Less consumption in China
In the past quarter, Alibaba booked 29% more turnover, worth about 200 billion yuan (28 billion euro). This is much less than analysts expected and is another disappointment after the limited sales growth of ‘only’ 8.5% on the important shopping festival Singles’ Day last week. Moreover, the profit figures are disappointing: profit fell by as much as 81%.
Online department store Tmall, which mainly sells Western brands, saw its turnover rise by barely 3%. A remarkable decline that can be explained by new competition. China also recently experienced new coronavirus outbreaks, resulting in lockdowns and falling consumption. Fortunately, there was still international growth: Alibaba gained 20 million new foreign users, bringing their total to 953 million out of 1.24 billion.
Eyes on foreign countries
Of course, the radical interventions by the Chinese government to curb the power of large technology players such as Alibaba did not help at all. For example, children are only allowed to play games during the weekend and taxi app DiDi and Ant Financial were fined and subjected to strict new rules. Both are sister companies of Alibaba.

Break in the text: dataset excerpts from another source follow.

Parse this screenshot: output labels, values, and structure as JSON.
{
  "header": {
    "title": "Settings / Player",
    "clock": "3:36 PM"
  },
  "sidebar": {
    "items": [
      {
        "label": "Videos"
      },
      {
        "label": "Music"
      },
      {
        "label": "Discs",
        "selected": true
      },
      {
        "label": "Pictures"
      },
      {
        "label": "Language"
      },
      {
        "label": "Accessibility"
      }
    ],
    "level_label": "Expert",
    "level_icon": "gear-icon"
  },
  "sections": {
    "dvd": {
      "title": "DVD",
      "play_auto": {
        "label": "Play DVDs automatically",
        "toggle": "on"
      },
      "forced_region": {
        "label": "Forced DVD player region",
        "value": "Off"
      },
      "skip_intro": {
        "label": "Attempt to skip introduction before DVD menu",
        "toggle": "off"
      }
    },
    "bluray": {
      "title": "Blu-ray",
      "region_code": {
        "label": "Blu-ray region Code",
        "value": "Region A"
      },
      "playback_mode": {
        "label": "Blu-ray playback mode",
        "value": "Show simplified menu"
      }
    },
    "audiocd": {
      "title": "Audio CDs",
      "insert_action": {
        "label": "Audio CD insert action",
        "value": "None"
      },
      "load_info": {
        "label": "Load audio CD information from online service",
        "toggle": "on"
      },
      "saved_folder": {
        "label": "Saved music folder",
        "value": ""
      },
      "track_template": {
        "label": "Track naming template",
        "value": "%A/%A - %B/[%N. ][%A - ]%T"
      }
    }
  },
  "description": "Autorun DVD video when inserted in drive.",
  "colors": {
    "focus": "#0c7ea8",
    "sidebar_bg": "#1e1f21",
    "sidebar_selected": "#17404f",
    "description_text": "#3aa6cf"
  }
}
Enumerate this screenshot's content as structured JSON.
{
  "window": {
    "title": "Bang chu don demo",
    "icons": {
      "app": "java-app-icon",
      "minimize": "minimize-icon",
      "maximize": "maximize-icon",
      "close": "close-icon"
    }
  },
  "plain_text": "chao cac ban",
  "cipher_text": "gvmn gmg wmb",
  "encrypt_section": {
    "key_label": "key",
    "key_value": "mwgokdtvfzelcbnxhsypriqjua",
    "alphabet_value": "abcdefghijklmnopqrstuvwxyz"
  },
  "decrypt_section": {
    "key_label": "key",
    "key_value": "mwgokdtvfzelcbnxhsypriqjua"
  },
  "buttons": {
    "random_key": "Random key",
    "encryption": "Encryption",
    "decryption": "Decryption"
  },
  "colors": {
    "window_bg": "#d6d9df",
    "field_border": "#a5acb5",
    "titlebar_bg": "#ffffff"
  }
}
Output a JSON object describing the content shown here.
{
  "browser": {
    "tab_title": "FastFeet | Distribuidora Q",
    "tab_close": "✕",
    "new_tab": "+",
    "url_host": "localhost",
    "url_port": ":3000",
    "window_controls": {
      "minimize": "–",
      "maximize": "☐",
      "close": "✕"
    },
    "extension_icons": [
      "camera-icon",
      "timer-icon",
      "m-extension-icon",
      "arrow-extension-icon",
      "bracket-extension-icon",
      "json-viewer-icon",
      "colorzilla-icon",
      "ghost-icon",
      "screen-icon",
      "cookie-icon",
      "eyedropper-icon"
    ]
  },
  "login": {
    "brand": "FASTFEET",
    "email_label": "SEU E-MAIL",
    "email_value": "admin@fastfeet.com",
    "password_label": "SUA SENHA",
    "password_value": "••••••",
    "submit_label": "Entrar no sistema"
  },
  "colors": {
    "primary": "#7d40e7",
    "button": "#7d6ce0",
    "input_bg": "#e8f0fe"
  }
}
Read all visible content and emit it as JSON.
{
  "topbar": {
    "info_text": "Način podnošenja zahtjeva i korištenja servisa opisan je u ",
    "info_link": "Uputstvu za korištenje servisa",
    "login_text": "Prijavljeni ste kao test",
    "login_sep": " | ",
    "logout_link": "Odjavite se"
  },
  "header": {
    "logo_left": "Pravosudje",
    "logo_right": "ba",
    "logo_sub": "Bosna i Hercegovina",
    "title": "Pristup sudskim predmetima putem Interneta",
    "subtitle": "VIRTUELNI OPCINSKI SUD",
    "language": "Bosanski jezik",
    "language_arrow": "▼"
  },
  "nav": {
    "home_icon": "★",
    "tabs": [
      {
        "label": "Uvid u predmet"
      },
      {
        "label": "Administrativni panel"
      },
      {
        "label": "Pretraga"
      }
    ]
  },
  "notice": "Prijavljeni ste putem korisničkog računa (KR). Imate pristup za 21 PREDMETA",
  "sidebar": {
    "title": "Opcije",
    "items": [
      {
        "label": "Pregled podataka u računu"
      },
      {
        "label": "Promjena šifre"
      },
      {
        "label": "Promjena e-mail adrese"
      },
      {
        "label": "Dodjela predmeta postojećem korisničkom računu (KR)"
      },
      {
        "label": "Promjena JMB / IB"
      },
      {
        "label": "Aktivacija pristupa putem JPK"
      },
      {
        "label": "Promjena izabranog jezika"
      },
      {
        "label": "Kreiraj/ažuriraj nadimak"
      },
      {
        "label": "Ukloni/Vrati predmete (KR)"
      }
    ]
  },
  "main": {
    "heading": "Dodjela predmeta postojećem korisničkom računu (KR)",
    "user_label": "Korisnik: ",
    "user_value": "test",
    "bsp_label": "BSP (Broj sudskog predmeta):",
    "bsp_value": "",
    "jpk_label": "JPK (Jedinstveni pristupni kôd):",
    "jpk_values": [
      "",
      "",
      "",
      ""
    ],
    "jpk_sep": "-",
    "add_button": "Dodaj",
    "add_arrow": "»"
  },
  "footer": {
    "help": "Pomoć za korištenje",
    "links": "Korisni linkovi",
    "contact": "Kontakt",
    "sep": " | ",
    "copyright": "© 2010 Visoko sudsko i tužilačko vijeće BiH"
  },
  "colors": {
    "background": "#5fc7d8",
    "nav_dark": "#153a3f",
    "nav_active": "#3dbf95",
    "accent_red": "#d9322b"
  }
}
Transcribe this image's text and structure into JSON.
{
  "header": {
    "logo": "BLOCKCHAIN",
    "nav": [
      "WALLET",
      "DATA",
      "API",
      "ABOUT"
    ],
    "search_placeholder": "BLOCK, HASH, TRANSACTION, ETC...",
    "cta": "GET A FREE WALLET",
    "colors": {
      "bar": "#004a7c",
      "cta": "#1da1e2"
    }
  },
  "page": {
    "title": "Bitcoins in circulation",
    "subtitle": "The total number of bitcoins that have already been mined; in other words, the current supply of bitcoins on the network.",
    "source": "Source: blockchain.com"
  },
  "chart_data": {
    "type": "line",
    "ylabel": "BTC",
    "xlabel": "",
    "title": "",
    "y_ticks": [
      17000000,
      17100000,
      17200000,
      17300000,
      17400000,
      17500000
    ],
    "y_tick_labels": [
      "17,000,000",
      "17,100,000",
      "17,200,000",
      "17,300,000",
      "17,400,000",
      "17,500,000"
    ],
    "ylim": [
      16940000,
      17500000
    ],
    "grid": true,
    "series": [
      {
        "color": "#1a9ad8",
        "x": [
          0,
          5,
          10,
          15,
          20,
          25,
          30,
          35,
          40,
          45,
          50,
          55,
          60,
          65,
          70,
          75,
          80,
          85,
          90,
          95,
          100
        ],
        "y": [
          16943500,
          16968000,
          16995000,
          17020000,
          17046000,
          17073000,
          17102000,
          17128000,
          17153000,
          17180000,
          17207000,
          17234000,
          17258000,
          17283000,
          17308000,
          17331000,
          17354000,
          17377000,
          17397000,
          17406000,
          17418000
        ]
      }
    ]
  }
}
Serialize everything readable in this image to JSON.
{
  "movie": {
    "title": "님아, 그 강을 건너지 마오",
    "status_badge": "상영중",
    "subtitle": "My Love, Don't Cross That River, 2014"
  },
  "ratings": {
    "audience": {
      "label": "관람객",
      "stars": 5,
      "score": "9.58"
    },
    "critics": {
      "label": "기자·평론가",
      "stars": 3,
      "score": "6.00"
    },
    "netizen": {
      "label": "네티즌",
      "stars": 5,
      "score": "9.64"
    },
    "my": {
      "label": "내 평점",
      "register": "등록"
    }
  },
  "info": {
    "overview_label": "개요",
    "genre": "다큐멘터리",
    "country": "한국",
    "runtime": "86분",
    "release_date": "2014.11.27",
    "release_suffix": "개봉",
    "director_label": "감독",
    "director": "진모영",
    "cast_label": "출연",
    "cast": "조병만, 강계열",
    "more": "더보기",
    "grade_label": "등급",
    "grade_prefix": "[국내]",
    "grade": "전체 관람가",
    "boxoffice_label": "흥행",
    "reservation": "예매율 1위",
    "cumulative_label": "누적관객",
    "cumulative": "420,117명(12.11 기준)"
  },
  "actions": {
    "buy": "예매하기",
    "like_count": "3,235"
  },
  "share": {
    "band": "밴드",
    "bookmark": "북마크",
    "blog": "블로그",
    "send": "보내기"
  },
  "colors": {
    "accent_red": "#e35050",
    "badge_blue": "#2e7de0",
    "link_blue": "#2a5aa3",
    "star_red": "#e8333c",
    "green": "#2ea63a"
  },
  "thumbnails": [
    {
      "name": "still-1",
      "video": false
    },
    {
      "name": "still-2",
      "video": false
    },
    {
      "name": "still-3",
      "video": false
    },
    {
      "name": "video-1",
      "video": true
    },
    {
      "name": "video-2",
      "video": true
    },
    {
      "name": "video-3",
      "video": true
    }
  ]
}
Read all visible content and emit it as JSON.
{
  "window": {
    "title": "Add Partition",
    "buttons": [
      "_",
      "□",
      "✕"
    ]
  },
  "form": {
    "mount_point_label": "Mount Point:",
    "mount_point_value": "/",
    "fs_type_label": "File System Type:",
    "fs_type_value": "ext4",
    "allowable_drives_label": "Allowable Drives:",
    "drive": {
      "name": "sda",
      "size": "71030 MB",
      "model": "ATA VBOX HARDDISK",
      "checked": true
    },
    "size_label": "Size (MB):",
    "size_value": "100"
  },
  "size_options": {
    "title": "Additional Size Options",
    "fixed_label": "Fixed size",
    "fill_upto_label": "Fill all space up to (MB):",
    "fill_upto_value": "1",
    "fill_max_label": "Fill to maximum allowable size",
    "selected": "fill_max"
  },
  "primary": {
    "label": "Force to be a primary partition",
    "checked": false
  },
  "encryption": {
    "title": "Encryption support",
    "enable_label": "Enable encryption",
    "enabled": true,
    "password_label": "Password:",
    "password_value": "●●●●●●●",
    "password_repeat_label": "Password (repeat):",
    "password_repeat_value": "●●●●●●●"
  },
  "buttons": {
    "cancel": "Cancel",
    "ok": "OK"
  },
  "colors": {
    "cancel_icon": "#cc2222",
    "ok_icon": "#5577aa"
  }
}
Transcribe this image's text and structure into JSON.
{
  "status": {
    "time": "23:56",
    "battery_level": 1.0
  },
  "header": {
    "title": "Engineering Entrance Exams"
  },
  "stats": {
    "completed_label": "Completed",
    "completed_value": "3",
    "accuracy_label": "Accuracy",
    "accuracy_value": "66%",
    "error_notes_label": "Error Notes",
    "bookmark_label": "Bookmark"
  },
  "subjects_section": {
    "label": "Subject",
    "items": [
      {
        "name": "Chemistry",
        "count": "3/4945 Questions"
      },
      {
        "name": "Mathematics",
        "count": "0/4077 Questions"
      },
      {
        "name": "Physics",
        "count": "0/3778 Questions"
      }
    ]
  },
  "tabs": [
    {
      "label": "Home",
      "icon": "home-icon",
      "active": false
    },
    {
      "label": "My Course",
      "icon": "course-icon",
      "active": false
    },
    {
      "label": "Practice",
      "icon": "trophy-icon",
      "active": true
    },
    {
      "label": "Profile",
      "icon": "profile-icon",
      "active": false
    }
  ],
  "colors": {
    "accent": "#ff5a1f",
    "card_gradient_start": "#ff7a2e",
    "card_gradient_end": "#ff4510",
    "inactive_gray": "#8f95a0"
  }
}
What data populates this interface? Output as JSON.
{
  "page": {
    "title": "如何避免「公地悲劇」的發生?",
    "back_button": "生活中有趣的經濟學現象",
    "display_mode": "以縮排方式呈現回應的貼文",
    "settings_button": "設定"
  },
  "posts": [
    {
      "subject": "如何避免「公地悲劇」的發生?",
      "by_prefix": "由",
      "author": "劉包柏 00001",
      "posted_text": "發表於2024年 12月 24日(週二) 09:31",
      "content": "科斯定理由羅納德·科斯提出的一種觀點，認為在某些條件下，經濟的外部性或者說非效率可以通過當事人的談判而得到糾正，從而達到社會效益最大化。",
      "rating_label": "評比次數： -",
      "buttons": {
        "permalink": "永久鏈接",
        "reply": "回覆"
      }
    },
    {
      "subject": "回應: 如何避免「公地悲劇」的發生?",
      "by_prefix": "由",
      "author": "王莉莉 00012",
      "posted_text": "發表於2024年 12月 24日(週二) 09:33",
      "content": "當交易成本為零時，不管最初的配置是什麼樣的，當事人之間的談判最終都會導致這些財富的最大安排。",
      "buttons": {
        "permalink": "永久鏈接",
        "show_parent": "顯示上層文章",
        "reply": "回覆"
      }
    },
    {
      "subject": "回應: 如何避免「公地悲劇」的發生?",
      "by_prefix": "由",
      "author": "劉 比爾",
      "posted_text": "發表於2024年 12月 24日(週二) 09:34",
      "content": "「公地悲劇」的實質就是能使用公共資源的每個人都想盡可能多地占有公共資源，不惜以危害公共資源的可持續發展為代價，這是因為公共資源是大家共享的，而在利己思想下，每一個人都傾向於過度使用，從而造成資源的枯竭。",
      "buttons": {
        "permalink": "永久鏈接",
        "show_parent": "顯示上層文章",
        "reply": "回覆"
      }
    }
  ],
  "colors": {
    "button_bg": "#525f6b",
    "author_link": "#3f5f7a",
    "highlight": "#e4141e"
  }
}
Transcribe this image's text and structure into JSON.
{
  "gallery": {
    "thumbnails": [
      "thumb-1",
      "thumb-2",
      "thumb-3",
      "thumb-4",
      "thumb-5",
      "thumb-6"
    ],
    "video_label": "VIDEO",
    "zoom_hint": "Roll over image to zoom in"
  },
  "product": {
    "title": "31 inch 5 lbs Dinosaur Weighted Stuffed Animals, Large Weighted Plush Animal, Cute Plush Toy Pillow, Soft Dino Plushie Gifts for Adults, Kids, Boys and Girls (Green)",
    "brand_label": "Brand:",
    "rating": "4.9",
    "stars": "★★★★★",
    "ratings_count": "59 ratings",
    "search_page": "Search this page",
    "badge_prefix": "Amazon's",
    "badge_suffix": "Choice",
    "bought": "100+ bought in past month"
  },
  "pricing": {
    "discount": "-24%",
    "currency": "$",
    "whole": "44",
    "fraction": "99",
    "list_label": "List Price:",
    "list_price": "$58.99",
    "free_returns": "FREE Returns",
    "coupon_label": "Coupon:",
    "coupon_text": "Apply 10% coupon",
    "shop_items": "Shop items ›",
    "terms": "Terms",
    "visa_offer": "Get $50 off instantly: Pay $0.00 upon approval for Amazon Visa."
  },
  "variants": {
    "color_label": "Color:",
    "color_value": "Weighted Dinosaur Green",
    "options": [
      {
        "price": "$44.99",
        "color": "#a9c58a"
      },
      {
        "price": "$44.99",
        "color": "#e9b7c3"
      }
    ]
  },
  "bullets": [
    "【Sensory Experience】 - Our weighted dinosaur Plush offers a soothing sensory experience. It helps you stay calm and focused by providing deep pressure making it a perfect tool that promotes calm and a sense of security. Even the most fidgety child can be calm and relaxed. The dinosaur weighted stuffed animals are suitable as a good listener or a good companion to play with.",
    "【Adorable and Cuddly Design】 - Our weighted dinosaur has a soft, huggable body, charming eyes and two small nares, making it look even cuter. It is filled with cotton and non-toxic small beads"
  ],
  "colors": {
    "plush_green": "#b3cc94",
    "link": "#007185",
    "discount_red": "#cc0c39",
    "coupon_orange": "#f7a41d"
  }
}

JD.com, Alibaba’s rival and since last week active in the Netherlands with Ochama, also warns of weak Chinese consumption. Turnover rose by a quarter last quarter, but profits were 435 million dollars (385 million euros) in the red. The company nevertheless continues to grow: during the quarter, JD opened over 150 Asus electronics shops and launched its first logistics route between China and London.